If your jaw bone isn't thick enough or is too soft, you may need bone grafting before you can have dental implant surgery. When you are missing a tooth, bone loss occurs. This reduces the thickness of your jaw bone, making it unable to sustain the implant.

Cases that may require bone grafting include:

  • Periodontitis
  • Jaw trauma
  • Lost teeth accompanied by loss of jaw bone

The speed of bone loss differs from person to person. Not all cases of bone loss require grafting before implantation. You will only need a bone graft if your bone loss is severe, leaving not enough bone to hold an implant.

There are several bone graft materials that can be used to rebuild your jaw bone, including:

  • Synthetic bone graft: This type of bone graft is transplanted into the targeted site to promote bone growth, then it will dissolve on its own.
  • Natural bone graft: The bone graft will be taken from your own body. Therefore, it will integrate easily and grow quickly.

Usually, bone grafting takes a few months for the bone to grow strong enough to support the implant teeth. Consult with your dentist about the options that will work best for your condition.

2. Dental implant placement


During implant placement surgery, your oral surgeon makes an incision to open your gum and expose the bone. Then, they will drill holes into the bone to place the dental implant metal post which will serve as a tooth root. The implant should be fitted entirely inside the jawbone. This will protect it from the impact of chewing while your bone heals.

After implant placement, there’s still a gap where your missing tooth should be. Your dentist may give you a temporary denture which you can remove for cleaning and while you sleep. Osseointegration may take from 2 to 6 months.

3. Abutment placement

An abutment is a post extension that connects the implant post and the crown. Abutment placement can be carried out:

Together with implant placement in one sitting

If you choose to do this, you won’t need 2 surgeries to open your gum and expose your bone. However, dental implantation requires recovery time for osseointegration to take place. So, you need to protect the abutment from the impact of chewing, ensuring optimal osseointegration and recovery.

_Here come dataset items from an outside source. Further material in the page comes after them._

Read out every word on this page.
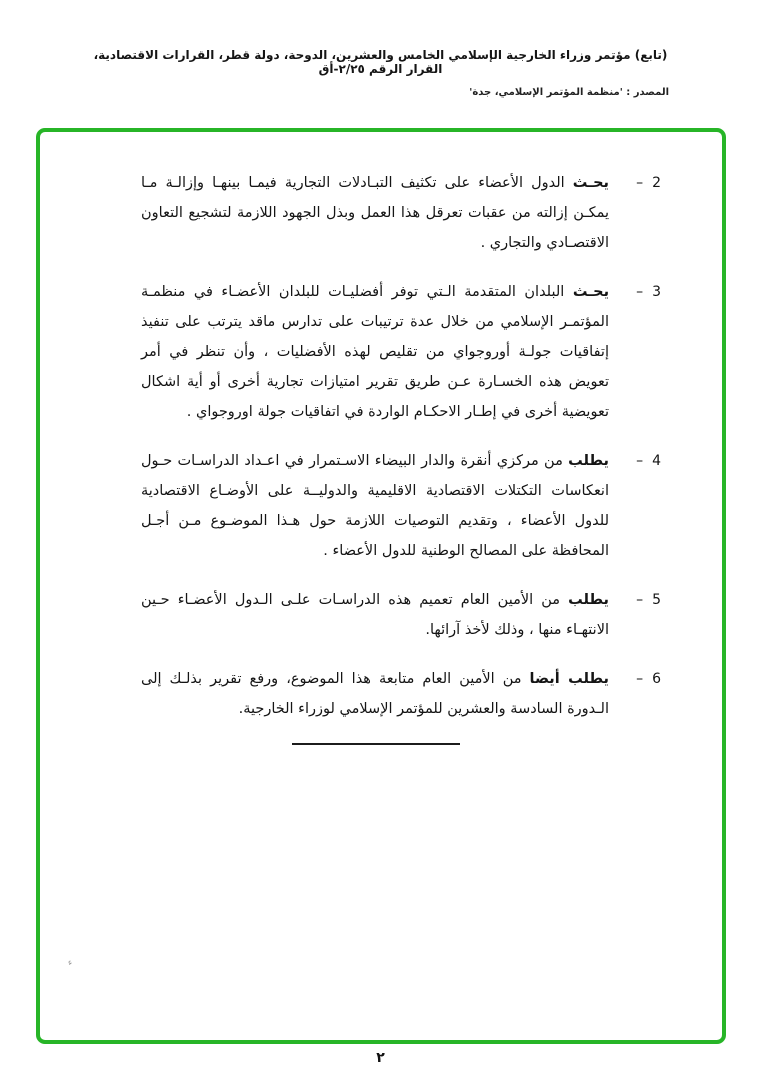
(تابع) مؤتمر وزراء الخارجية الإسلامي الخامس والعشرين، الدوحة، دولة قطر، القرارات الاقتصادية، القرار الرقم ٢/٢٥-أق
المصدر : 'منظمة المؤتمر الإسلامي، جدة'
2
–
يحـث الدول الأعضاء على تكثيف التبـادلات التجارية فيمـا بينهـا وإزالـة مـا يمكـن إزالته من عقبات تعرقل هذا العمل وبذل الجهود اللازمة لتشجيع التعاون الاقتصـادي والتجاري .
3
–
يحـث البلدان المتقدمة الـتي توفر أفضليـات للبلدان الأعضـاء في منظمـة المؤتمـر الإسلامي من خلال عدة ترتيبات على تدارس ماقد يترتب على تنفيذ إتفاقيات جولـة أوروجواي من تقليص لهذه الأفضليات ، وأن تنظر في أمر تعويض هذه الخسـارة عـن طريق تقرير امتيازات تجارية أخرى أو أية اشكال تعويضية أخرى في إطـار الاحكـام الواردة في اتفاقيات جولة اوروجواي .
4
–
يطلب من مركزي أنقرة والدار البيضاء الاسـتمرار في اعـداد الدراسـات حـول انعكاسات التكتلات الاقتصادية الاقليمية والدوليــة على الأوضـاع الاقتصادية للدول الأعضاء ، وتقديم التوصيات اللازمة حول هـذا الموضـوع مـن أجـل المحافظة على المصالح الوطنية للدول الأعضاء .
5
–
يطلب من الأمين العام تعميم هذه الدراسـات علـى الـدول الأعضـاء حـين الانتهـاء منها ، وذلك لأخذ آرائها.
6
–
يطلب أيضا من الأمين العام متابعة هذا الموضوع، ورفع تقرير بذلـك إلى الـدورة السادسة والعشرين للمؤتمر الإسلامي لوزراء الخارجية.
ء
٢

After complete osseointegration

After a set period of time, your dentist will check to see if osseointegration has completed by cutting into the gum above. Then, they will put the abutment on the implant. Your gum will slowly heal around this abutment.

After abutment replacement, it usually takes around 2 weeks for the gum to heal around the abutment after which the crown can be put in place.

4. Tooth restoration

After your gum has healed, your dentist will have a look at your implant and make impressions of your teeth using special materials and pick a natural ceramic color that will blend in with the rest of your teeth.

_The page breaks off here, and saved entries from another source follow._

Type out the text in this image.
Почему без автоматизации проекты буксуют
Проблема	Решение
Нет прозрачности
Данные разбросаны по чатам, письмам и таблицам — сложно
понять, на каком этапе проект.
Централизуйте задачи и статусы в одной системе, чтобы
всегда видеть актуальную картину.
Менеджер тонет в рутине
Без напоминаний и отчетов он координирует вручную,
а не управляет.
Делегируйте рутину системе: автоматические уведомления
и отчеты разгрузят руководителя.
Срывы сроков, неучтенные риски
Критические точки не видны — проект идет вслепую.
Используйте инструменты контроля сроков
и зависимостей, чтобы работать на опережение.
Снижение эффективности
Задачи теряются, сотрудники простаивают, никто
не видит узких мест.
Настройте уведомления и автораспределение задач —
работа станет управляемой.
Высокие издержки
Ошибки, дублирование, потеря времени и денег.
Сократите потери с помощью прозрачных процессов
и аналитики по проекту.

Then, all the details will be sent to a lab and a crown will be made. When it’s done, your dentist will place it over the abutment and make adjustments so you have proper bite alignments. Finally, your dentist will securely screw the crown to the abutment.

Read more: Fixed dental restoration: Dental crowns and bridges

Dental implant aftercare

dental care

During the implantation procedure, you may experience:

  • Bleeding
  • Facial and gum swelling
  • Pain at the implantation site
  • Skin and gum bruising

Your dentist may give you a prescription for painkillers or antibiotics to help relieve your discomfort. Besides, it’s recommended to have foods that are soft and easy to swallow to avoid pain at the implantation site.

If swelling, discomfort or any other problems get worse after the procedure, contact your dentist as soon as possible.

Here are some oral care tips after dental implantation:

  • Avoid tobacco products
  • Stick to your follow-ups
  • Clean your mouth twice per day
  • Avoid bad habits that may affect your oral health such as chewing ice cubes or hard candies

Dental implantation is an advanced procedure that requires extensive expertise. Therefore, you should choose a reputable dental clinic with a team of highly experienced dentists to make sure the procedure remains safe and lower your risk of complications.